Malmesbury Market Cross is a Grade I listed, late 15th-century structure in the town of Malmesbury, Wiltshire, England.

== Description ==
The market cross stands in the centre of the town, at the north end of the High Street. It was built c. 1490, possibly using limestone salvaged from the recently ruined part of Malmesbury Abbey, which then began just across the market square from the cross. An elaborately carved octagonal structure of the Perpendicular Period, it is recognised as one of the best preserved of its kind in England, and was made a Grade I listed building in 1949. A carving in relief of the Crucifixion and figures of several saints have survived the Reformation on the open lantern, although the lower niches for figures are now empty. Inside there is a lierne vaulted roof with carved bosses, springing from a central column with stone seating around it. There is a low wall or bench across all the outside arches except two. The building is over 40 ft. high, and today is nicknamed "the Birdcage", because of its appearance, and still serves to shelter market traders by day and as a meeting point at night.

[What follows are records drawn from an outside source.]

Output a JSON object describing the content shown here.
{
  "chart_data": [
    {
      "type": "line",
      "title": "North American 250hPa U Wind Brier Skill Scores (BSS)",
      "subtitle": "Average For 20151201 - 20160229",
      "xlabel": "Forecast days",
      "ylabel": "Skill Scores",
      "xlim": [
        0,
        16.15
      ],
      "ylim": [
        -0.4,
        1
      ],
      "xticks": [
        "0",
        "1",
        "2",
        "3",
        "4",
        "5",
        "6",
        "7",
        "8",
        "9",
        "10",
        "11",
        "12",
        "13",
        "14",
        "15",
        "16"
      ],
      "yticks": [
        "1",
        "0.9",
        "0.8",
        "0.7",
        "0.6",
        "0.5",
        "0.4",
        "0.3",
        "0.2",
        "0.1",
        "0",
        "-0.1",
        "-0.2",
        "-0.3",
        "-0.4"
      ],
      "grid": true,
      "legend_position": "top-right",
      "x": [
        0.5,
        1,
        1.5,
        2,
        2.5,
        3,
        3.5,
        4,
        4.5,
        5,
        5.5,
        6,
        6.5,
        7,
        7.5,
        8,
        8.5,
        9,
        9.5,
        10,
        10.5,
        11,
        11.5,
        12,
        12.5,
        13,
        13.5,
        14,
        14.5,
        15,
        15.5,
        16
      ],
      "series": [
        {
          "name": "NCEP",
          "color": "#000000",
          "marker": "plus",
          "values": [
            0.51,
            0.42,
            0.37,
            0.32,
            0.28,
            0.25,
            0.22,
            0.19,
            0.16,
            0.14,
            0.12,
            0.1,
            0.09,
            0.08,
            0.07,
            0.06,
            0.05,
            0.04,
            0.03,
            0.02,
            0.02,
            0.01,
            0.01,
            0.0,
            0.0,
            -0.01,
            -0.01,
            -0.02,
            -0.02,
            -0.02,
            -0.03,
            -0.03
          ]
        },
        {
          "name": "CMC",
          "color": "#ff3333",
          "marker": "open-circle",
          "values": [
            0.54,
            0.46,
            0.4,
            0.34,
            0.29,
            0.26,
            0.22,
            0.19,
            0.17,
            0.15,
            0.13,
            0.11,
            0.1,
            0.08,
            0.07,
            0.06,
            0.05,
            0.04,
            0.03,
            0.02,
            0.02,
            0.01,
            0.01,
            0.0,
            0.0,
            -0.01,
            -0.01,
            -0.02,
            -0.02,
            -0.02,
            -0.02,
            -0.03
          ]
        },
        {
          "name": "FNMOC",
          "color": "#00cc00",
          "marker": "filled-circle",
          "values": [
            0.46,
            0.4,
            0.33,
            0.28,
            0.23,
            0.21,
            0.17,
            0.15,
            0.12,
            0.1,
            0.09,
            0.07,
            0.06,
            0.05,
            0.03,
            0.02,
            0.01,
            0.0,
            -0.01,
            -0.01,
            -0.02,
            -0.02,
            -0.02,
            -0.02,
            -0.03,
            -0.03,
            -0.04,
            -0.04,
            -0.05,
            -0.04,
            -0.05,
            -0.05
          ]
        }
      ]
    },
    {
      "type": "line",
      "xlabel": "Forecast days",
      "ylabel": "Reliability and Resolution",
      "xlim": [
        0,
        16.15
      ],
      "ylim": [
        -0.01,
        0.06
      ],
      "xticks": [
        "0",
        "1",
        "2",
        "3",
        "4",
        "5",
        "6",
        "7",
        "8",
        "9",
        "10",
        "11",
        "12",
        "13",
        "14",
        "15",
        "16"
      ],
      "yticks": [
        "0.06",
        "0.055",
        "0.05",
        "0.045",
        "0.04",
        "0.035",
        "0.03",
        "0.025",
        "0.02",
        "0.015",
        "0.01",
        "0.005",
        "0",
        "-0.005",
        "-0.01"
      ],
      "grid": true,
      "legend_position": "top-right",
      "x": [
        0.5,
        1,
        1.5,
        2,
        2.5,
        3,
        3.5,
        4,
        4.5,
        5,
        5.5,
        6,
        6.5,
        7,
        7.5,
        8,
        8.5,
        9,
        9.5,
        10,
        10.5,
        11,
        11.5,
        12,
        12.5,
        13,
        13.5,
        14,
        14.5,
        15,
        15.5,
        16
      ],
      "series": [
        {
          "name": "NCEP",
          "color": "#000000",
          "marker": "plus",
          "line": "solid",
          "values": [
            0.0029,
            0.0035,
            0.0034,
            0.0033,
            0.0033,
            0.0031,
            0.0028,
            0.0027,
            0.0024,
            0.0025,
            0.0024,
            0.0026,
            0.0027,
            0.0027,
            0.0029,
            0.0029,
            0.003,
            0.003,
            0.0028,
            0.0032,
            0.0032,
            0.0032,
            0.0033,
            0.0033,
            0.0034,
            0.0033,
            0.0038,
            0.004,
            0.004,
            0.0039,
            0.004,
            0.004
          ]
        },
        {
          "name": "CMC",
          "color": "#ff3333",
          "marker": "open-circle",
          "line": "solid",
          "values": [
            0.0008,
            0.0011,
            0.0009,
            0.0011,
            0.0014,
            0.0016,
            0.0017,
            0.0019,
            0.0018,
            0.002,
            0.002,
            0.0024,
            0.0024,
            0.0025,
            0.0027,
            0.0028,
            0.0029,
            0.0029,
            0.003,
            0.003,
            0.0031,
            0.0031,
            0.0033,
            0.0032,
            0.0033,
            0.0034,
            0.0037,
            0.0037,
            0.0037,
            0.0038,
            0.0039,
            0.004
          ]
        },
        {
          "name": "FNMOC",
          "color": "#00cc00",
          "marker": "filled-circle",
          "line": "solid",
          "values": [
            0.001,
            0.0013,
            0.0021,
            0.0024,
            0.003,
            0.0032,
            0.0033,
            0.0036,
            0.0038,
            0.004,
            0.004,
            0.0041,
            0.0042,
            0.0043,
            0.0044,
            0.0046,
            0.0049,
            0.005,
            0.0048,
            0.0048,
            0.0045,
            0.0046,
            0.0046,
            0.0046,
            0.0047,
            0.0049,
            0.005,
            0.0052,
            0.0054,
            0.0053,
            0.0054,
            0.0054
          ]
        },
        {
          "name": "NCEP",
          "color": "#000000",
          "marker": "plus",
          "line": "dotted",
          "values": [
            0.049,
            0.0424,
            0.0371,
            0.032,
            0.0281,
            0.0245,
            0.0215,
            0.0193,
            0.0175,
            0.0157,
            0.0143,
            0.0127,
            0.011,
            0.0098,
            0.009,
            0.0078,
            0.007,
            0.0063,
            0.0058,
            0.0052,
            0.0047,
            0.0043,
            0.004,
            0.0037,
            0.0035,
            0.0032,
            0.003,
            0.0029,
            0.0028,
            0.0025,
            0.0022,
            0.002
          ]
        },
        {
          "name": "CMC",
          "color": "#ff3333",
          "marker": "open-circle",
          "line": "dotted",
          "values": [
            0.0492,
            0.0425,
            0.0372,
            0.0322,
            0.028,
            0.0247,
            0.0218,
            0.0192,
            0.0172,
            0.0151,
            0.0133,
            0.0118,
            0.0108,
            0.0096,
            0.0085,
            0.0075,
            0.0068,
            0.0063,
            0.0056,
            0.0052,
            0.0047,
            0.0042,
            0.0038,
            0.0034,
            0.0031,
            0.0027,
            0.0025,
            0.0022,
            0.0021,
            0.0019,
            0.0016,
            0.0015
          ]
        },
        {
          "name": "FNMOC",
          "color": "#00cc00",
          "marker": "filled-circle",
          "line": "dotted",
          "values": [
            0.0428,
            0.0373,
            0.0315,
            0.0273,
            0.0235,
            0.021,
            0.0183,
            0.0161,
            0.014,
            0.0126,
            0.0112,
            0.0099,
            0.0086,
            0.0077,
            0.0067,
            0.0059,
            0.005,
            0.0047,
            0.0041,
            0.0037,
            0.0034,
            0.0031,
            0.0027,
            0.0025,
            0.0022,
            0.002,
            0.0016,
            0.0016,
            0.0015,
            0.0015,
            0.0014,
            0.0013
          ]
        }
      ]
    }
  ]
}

It was described by John Leland, who visited Malmesbury in 1542, as follows:
Malmesbyri hath a good quik [lively] market kept every Saturday. There is a right fair and costeley peace of worke in the market place made all of stone and curiusly voultid for poore market folkes to stande dry when rayne cummith. Ther be 8 great pillers and 8 open arches: and the work is 8 square: one great piller in the midle berith up the voulte. The men of the toun made this peace of work in hominum memoria [within living memory].

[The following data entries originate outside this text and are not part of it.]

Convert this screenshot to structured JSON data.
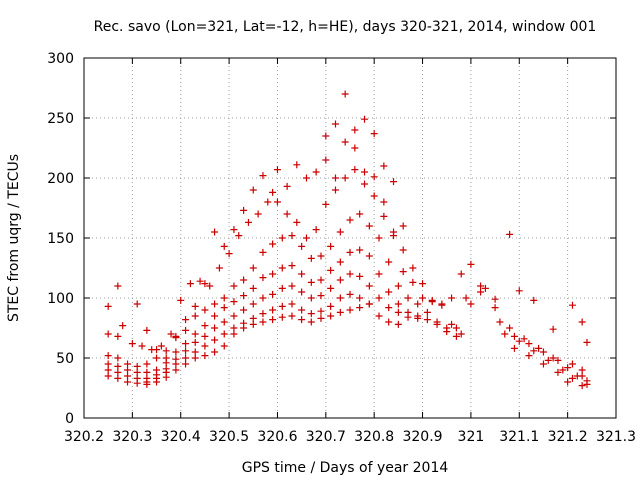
{
  "chart_data": {
    "type": "scatter",
    "title": "Rec. savo (Lon=321, Lat=-12, h=HE), days 320-321, 2014, window 001",
    "xlabel": "GPS time / Days of year 2014",
    "ylabel": "STEC from uqrg / TECUs",
    "xlim": [
      320.2,
      321.3
    ],
    "ylim": [
      0,
      300
    ],
    "xticks": [
      {
        "value": 320.2,
        "label": "320.2"
      },
      {
        "value": 320.3,
        "label": "320.3"
      },
      {
        "value": 320.4,
        "label": "320.4"
      },
      {
        "value": 320.5,
        "label": "320.5"
      },
      {
        "value": 320.6,
        "label": "320.6"
      },
      {
        "value": 320.7,
        "label": "320.7"
      },
      {
        "value": 320.8,
        "label": "320.8"
      },
      {
        "value": 320.9,
        "label": "320.9"
      },
      {
        "value": 321.0,
        "label": "321"
      },
      {
        "value": 321.1,
        "label": "321.1"
      },
      {
        "value": 321.2,
        "label": "321.2"
      },
      {
        "value": 321.3,
        "label": "321.3"
      }
    ],
    "yticks": [
      {
        "value": 0,
        "label": "0"
      },
      {
        "value": 50,
        "label": "50"
      },
      {
        "value": 100,
        "label": "100"
      },
      {
        "value": 150,
        "label": "150"
      },
      {
        "value": 200,
        "label": "200"
      },
      {
        "value": 250,
        "label": "250"
      },
      {
        "value": 300,
        "label": "300"
      }
    ],
    "grid": true,
    "marker": "+",
    "color": "#cc0000",
    "series": [
      {
        "points": [
          [
            320.25,
            93
          ],
          [
            320.27,
            110
          ],
          [
            320.28,
            77
          ],
          [
            320.31,
            95
          ],
          [
            320.33,
            73
          ],
          [
            320.35,
            57
          ],
          [
            320.37,
            50
          ],
          [
            320.39,
            68
          ],
          [
            320.41,
            82
          ],
          [
            320.43,
            93
          ],
          [
            320.45,
            112
          ],
          [
            320.47,
            155
          ],
          [
            320.49,
            143
          ],
          [
            320.51,
            157
          ],
          [
            320.53,
            173
          ],
          [
            320.55,
            190
          ],
          [
            320.57,
            202
          ],
          [
            320.59,
            188
          ],
          [
            320.6,
            207
          ],
          [
            320.62,
            193
          ],
          [
            320.64,
            211
          ],
          [
            320.66,
            200
          ],
          [
            320.68,
            205
          ],
          [
            320.7,
            215
          ],
          [
            320.72,
            200
          ],
          [
            320.74,
            230
          ],
          [
            320.76,
            240
          ],
          [
            320.78,
            249
          ],
          [
            320.8,
            237
          ],
          [
            320.82,
            210
          ],
          [
            320.84,
            197
          ],
          [
            320.86,
            160
          ],
          [
            320.88,
            125
          ],
          [
            320.9,
            112
          ],
          [
            320.92,
            98
          ],
          [
            320.94,
            95
          ],
          [
            320.96,
            100
          ],
          [
            320.98,
            120
          ],
          [
            321.0,
            128
          ],
          [
            321.02,
            110
          ],
          [
            321.05,
            99
          ],
          [
            321.08,
            153
          ],
          [
            321.1,
            106
          ],
          [
            321.13,
            98
          ],
          [
            321.17,
            74
          ],
          [
            321.21,
            94
          ],
          [
            321.23,
            80
          ],
          [
            321.24,
            63
          ]
        ]
      },
      {
        "points": [
          [
            320.25,
            70
          ],
          [
            320.27,
            68
          ],
          [
            320.3,
            62
          ],
          [
            320.32,
            60
          ],
          [
            320.34,
            57
          ],
          [
            320.36,
            60
          ],
          [
            320.38,
            70
          ],
          [
            320.4,
            98
          ],
          [
            320.42,
            112
          ],
          [
            320.44,
            114
          ],
          [
            320.46,
            110
          ],
          [
            320.48,
            125
          ],
          [
            320.5,
            137
          ],
          [
            320.52,
            152
          ],
          [
            320.54,
            163
          ],
          [
            320.56,
            170
          ],
          [
            320.58,
            180
          ],
          [
            320.6,
            180
          ],
          [
            320.62,
            170
          ],
          [
            320.64,
            163
          ],
          [
            320.66,
            150
          ],
          [
            320.68,
            157
          ],
          [
            320.7,
            178
          ],
          [
            320.72,
            190
          ],
          [
            320.74,
            200
          ],
          [
            320.76,
            207
          ],
          [
            320.78,
            205
          ],
          [
            320.8,
            201
          ],
          [
            320.82,
            180
          ],
          [
            320.84,
            155
          ],
          [
            320.86,
            122
          ],
          [
            320.88,
            113
          ],
          [
            320.9,
            100
          ],
          [
            320.92,
            97
          ],
          [
            320.94,
            94
          ],
          [
            320.96,
            78
          ],
          [
            320.98,
            70
          ],
          [
            321.0,
            95
          ],
          [
            321.03,
            108
          ],
          [
            321.06,
            80
          ],
          [
            321.09,
            68
          ],
          [
            321.12,
            62
          ],
          [
            321.15,
            55
          ],
          [
            321.18,
            48
          ],
          [
            321.21,
            45
          ],
          [
            321.23,
            40
          ]
        ]
      },
      {
        "points": [
          [
            320.25,
            52
          ],
          [
            320.27,
            50
          ],
          [
            320.29,
            45
          ],
          [
            320.31,
            43
          ],
          [
            320.33,
            45
          ],
          [
            320.35,
            50
          ],
          [
            320.37,
            56
          ],
          [
            320.39,
            67
          ],
          [
            320.41,
            73
          ],
          [
            320.43,
            85
          ],
          [
            320.45,
            90
          ],
          [
            320.47,
            95
          ],
          [
            320.49,
            100
          ],
          [
            320.51,
            110
          ],
          [
            320.53,
            115
          ],
          [
            320.55,
            125
          ],
          [
            320.57,
            138
          ],
          [
            320.59,
            145
          ],
          [
            320.61,
            150
          ],
          [
            320.63,
            152
          ],
          [
            320.65,
            143
          ],
          [
            320.67,
            133
          ],
          [
            320.69,
            135
          ],
          [
            320.71,
            143
          ],
          [
            320.73,
            155
          ],
          [
            320.75,
            165
          ],
          [
            320.77,
            170
          ],
          [
            320.79,
            160
          ],
          [
            320.81,
            150
          ],
          [
            320.83,
            130
          ],
          [
            320.85,
            110
          ],
          [
            320.87,
            100
          ],
          [
            320.89,
            95
          ],
          [
            320.91,
            88
          ],
          [
            320.93,
            80
          ],
          [
            320.95,
            72
          ],
          [
            320.97,
            75
          ],
          [
            320.99,
            100
          ],
          [
            321.02,
            105
          ],
          [
            321.05,
            92
          ],
          [
            321.08,
            75
          ],
          [
            321.11,
            66
          ],
          [
            321.14,
            58
          ],
          [
            321.17,
            50
          ],
          [
            321.2,
            42
          ],
          [
            321.23,
            35
          ]
        ]
      },
      {
        "points": [
          [
            320.25,
            45
          ],
          [
            320.27,
            43
          ],
          [
            320.29,
            40
          ],
          [
            320.31,
            38
          ],
          [
            320.33,
            38
          ],
          [
            320.35,
            40
          ],
          [
            320.37,
            46
          ],
          [
            320.39,
            55
          ],
          [
            320.41,
            62
          ],
          [
            320.43,
            70
          ],
          [
            320.45,
            77
          ],
          [
            320.47,
            85
          ],
          [
            320.49,
            92
          ],
          [
            320.51,
            97
          ],
          [
            320.53,
            102
          ],
          [
            320.55,
            108
          ],
          [
            320.57,
            117
          ],
          [
            320.59,
            120
          ],
          [
            320.61,
            125
          ],
          [
            320.63,
            127
          ],
          [
            320.65,
            120
          ],
          [
            320.67,
            113
          ],
          [
            320.69,
            115
          ],
          [
            320.71,
            123
          ],
          [
            320.73,
            130
          ],
          [
            320.75,
            138
          ],
          [
            320.77,
            140
          ],
          [
            320.79,
            135
          ],
          [
            320.81,
            120
          ],
          [
            320.83,
            105
          ],
          [
            320.85,
            95
          ],
          [
            320.87,
            88
          ],
          [
            320.89,
            85
          ],
          [
            320.91,
            82
          ],
          [
            320.93,
            78
          ],
          [
            320.95,
            75
          ],
          [
            320.97,
            68
          ],
          [
            321.07,
            70
          ],
          [
            321.1,
            64
          ],
          [
            321.13,
            56
          ],
          [
            321.16,
            48
          ],
          [
            321.19,
            40
          ],
          [
            321.22,
            35
          ],
          [
            321.24,
            31
          ]
        ]
      },
      {
        "points": [
          [
            320.25,
            40
          ],
          [
            320.27,
            38
          ],
          [
            320.29,
            35
          ],
          [
            320.31,
            33
          ],
          [
            320.33,
            33
          ],
          [
            320.35,
            36
          ],
          [
            320.37,
            41
          ],
          [
            320.39,
            49
          ],
          [
            320.41,
            56
          ],
          [
            320.43,
            63
          ],
          [
            320.45,
            68
          ],
          [
            320.47,
            75
          ],
          [
            320.49,
            80
          ],
          [
            320.51,
            85
          ],
          [
            320.53,
            90
          ],
          [
            320.55,
            95
          ],
          [
            320.57,
            100
          ],
          [
            320.59,
            103
          ],
          [
            320.61,
            108
          ],
          [
            320.63,
            110
          ],
          [
            320.65,
            105
          ],
          [
            320.67,
            100
          ],
          [
            320.69,
            102
          ],
          [
            320.71,
            108
          ],
          [
            320.73,
            115
          ],
          [
            320.75,
            120
          ],
          [
            320.77,
            118
          ],
          [
            320.79,
            110
          ],
          [
            320.81,
            100
          ],
          [
            320.83,
            92
          ],
          [
            320.85,
            88
          ],
          [
            320.87,
            84
          ],
          [
            320.89,
            83
          ],
          [
            321.09,
            58
          ],
          [
            321.12,
            52
          ],
          [
            321.15,
            45
          ],
          [
            321.18,
            38
          ],
          [
            321.21,
            33
          ],
          [
            321.24,
            28
          ]
        ]
      },
      {
        "points": [
          [
            320.25,
            35
          ],
          [
            320.27,
            33
          ],
          [
            320.29,
            30
          ],
          [
            320.31,
            29
          ],
          [
            320.33,
            30
          ],
          [
            320.35,
            33
          ],
          [
            320.37,
            38
          ],
          [
            320.39,
            45
          ],
          [
            320.41,
            50
          ],
          [
            320.43,
            55
          ],
          [
            320.45,
            60
          ],
          [
            320.47,
            65
          ],
          [
            320.49,
            70
          ],
          [
            320.51,
            75
          ],
          [
            320.53,
            79
          ],
          [
            320.55,
            83
          ],
          [
            320.57,
            87
          ],
          [
            320.59,
            90
          ],
          [
            320.61,
            93
          ],
          [
            320.63,
            95
          ],
          [
            320.65,
            90
          ],
          [
            320.67,
            87
          ],
          [
            320.69,
            89
          ],
          [
            320.71,
            93
          ],
          [
            320.73,
            100
          ],
          [
            320.75,
            103
          ],
          [
            320.77,
            100
          ],
          [
            320.79,
            95
          ],
          [
            320.81,
            85
          ],
          [
            320.83,
            80
          ],
          [
            320.85,
            78
          ],
          [
            321.2,
            30
          ],
          [
            321.23,
            27
          ]
        ]
      },
      {
        "points": [
          [
            320.33,
            28
          ],
          [
            320.35,
            30
          ],
          [
            320.37,
            34
          ],
          [
            320.39,
            40
          ],
          [
            320.41,
            45
          ],
          [
            320.43,
            50
          ],
          [
            320.45,
            52
          ],
          [
            320.47,
            55
          ],
          [
            320.49,
            60
          ],
          [
            320.51,
            70
          ],
          [
            320.53,
            75
          ],
          [
            320.55,
            78
          ],
          [
            320.57,
            80
          ],
          [
            320.59,
            82
          ],
          [
            320.61,
            84
          ],
          [
            320.63,
            85
          ],
          [
            320.65,
            82
          ],
          [
            320.67,
            80
          ],
          [
            320.69,
            83
          ],
          [
            320.71,
            85
          ],
          [
            320.73,
            88
          ],
          [
            320.75,
            90
          ],
          [
            320.77,
            92
          ],
          [
            320.79,
            95
          ]
        ]
      },
      {
        "points": [
          [
            320.7,
            235
          ],
          [
            320.72,
            245
          ],
          [
            320.74,
            270
          ],
          [
            320.76,
            225
          ],
          [
            320.78,
            195
          ],
          [
            320.8,
            185
          ],
          [
            320.82,
            168
          ],
          [
            320.84,
            152
          ],
          [
            320.86,
            140
          ]
        ]
      }
    ]
  }
}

The cross was renovated in about 1800 at the expense of John Howard, 15th Earl of Suffolk, and subsequently repaired in 1909–12 and 1949–50. In 1879–80, the Society for the Protection of Ancient Buildings (in its third year of existence) sent two council members who drew up a report of the repairs needed for Lord Northwick, who owned the cross, but it is not clear what was done. One pinnacle knocked off by a heavy goods vehicle in recent years is in the Athelstan Museum in the town.

== Related structures ==
An even more elaborate covered market cross in a similar style is the Chichester Cross; the Poultry Cross at Salisbury is also similar in many ways although it only has six buttresses; Ipswich once had another, in a lighter Renaissance style, but this survives only in old prints.